The September issue of IEEE Transactions on Electron Devices includes an Special Issue on Simulation and Modeling of Nanoelectronics Devices, where most papers are about numeriocal modeling and simulations.
Among the regular papers, there are many about compact modeling. It is certainly a very hot topic!
My former and excellent Ph D student Hamdy Abd El Hamid has published a great work presenting a 3D analytical model for the subthreshold swing in FinFETs. This work was done in collaboration with researchers from the SOI group at the Universite catholique de Louvain: Prof. Denis Flandre and Dr Valeria Kilchytska.
J. Deng and H-S. P. Wong present very interesting analytical models of electrostatic gate capacitance of 1-D field-effect transistors (FETs) with multiple cylindrical conducting channels. The observed agreement with 3D numerical simulations is very good. The paper also shows that effective ways to improve device speed areincreasing the number of channels per gate and reducing the gate height.
R. Kaur et al. present a unified subthreshold model for sub-100-nm nonuniformly doped channel MOSFET. The model is shown to be valid for different lateral and transverse channel-engineered structures, by comparing with 2D simulations. Based on the results obtained, the authors propose a novel device architecture incorporating the benefits of asymmetric halo and LDD doping.
W. Bian et al. present an analytic potential-based model for the undoped surrounding-gate MOSFETs. It is based on the same approach as the paper by D. Jimenez et al,as well as the one by B. Iñiguez et al. but is written on a potential-based formulation.
S. Locci et al. present an analytical model for cylindrical thin-film transistors, which was validated by comparison with experimental results. The authors also compare the performances of cylindrical TFTs with those of planar TFTs.
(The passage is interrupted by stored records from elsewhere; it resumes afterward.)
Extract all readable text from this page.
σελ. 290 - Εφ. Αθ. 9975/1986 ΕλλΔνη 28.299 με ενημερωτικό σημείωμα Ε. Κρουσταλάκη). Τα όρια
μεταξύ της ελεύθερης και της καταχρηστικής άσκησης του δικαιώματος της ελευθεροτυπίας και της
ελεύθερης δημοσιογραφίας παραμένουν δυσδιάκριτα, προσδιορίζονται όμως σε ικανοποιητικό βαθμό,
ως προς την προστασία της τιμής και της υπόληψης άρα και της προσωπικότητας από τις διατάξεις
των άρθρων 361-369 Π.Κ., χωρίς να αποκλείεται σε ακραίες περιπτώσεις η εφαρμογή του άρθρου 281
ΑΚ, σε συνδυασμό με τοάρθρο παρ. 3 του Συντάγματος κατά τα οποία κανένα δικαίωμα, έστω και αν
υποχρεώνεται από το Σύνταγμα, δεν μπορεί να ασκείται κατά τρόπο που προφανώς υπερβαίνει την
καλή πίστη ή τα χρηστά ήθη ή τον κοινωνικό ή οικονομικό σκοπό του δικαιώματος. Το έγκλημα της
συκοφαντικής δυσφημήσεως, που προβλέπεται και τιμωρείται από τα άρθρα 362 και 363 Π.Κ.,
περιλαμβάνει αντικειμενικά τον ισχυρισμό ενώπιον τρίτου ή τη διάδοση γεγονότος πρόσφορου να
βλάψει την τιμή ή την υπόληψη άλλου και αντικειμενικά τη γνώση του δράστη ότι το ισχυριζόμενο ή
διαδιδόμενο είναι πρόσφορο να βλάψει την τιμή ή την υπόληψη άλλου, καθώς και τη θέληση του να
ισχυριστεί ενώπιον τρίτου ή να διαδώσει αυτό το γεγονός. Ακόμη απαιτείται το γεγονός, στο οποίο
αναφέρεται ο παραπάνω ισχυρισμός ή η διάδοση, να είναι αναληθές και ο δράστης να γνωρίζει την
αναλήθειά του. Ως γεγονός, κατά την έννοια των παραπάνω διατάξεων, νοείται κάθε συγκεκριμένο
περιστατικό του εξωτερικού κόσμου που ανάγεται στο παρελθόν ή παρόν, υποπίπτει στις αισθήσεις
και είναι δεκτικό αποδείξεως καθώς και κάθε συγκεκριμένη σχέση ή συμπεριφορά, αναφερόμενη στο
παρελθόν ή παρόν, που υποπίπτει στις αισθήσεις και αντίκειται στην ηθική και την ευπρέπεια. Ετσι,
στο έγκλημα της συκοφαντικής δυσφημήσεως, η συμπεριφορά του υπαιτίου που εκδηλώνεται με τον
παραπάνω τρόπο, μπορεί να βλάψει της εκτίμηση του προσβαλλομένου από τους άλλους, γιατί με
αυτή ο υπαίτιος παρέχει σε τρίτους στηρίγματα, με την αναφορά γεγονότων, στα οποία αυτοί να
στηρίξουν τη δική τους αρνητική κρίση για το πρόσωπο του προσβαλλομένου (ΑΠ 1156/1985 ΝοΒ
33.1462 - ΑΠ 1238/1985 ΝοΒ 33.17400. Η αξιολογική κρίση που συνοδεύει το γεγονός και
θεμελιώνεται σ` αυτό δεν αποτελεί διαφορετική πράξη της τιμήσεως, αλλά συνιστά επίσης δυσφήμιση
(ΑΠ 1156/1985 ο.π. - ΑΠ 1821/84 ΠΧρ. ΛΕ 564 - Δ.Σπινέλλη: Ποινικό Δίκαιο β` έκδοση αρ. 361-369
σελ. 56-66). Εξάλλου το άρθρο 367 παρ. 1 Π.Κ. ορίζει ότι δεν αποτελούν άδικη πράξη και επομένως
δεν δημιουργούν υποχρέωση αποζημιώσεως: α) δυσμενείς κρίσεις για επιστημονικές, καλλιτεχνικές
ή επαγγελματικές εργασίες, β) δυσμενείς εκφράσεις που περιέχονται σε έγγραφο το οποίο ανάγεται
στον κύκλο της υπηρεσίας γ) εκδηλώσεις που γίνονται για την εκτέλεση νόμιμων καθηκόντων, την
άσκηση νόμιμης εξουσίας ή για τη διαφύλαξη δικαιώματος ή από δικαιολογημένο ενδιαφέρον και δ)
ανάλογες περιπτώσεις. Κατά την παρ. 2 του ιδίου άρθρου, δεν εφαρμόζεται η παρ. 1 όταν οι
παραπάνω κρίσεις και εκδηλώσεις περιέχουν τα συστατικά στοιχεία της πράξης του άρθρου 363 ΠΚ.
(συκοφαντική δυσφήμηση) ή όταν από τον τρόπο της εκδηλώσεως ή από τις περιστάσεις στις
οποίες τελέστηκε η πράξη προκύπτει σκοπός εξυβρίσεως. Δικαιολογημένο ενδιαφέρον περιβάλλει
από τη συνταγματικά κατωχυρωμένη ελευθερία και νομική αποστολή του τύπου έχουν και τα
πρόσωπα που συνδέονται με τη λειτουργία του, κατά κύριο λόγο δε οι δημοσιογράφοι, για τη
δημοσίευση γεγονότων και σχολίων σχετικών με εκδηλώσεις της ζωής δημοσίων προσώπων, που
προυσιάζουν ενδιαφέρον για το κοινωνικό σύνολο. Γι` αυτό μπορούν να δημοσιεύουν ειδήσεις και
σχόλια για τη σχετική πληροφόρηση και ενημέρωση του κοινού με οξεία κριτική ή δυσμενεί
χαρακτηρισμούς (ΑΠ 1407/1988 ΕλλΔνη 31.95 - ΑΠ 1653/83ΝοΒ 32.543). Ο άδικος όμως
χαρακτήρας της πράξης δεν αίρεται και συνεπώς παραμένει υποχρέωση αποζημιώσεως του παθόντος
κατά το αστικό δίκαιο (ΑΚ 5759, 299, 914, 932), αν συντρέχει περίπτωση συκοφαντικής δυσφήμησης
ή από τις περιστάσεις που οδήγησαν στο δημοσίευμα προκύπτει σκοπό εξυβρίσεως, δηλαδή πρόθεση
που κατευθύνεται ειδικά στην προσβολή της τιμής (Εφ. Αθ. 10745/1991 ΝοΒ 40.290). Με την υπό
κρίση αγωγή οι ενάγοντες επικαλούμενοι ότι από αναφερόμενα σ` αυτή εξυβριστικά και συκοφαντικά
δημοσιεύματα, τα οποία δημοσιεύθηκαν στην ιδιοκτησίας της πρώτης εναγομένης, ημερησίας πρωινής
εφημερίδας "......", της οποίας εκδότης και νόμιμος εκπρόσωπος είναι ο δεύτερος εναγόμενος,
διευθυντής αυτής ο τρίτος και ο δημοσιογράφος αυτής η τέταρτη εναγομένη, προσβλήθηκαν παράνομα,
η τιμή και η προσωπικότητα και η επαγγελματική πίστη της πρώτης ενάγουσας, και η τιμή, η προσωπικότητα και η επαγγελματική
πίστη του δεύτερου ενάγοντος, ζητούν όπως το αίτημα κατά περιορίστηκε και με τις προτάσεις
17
S. Bayshia et al. propose an analytical subthreshold surface potential model for dual-material gate MOSFETs which considers a varying depth of the channel depletion layer. Good agreement was found with 2D numerical simulations.
A. S. Roy and C. C. Enz develop an analytical large-signal cyclo-stationary low-Frequency noise with arbitrary periodic input. They show that an averaged time constant and an averaged trap density can model the cyclo-stationarity of RTS and flicker noise, respectively.
R. Grazner, F. Schwierz and V. M. Polyakov present an analytical model describing the effects of 2D quantum–mechanical carrier confinement on the threshold voltage of undoped multiple-gate MOSFETs. This model was valiudated by a comparison with self-consistent solutions of 1-D and 2-D Schroedinger and Poisson equations.
M. I. B. Shams et al. show in their paper that in a C-V model of ultrathin gate dielectric MOS devices it is necessary to include the dependence on the barrier height at the Si–dielectric interface and the substrate doping density, and they propose an empirical equation which considers these effects.
S. Kristiansson, F. Ingvarsson and K. O. Jeppsson present a compact spreading resistance model for substrate noise coupling analysis which uses no fitting parameters and is also scalable with the resistivity and thickness of the substrate, as well as with the contact size.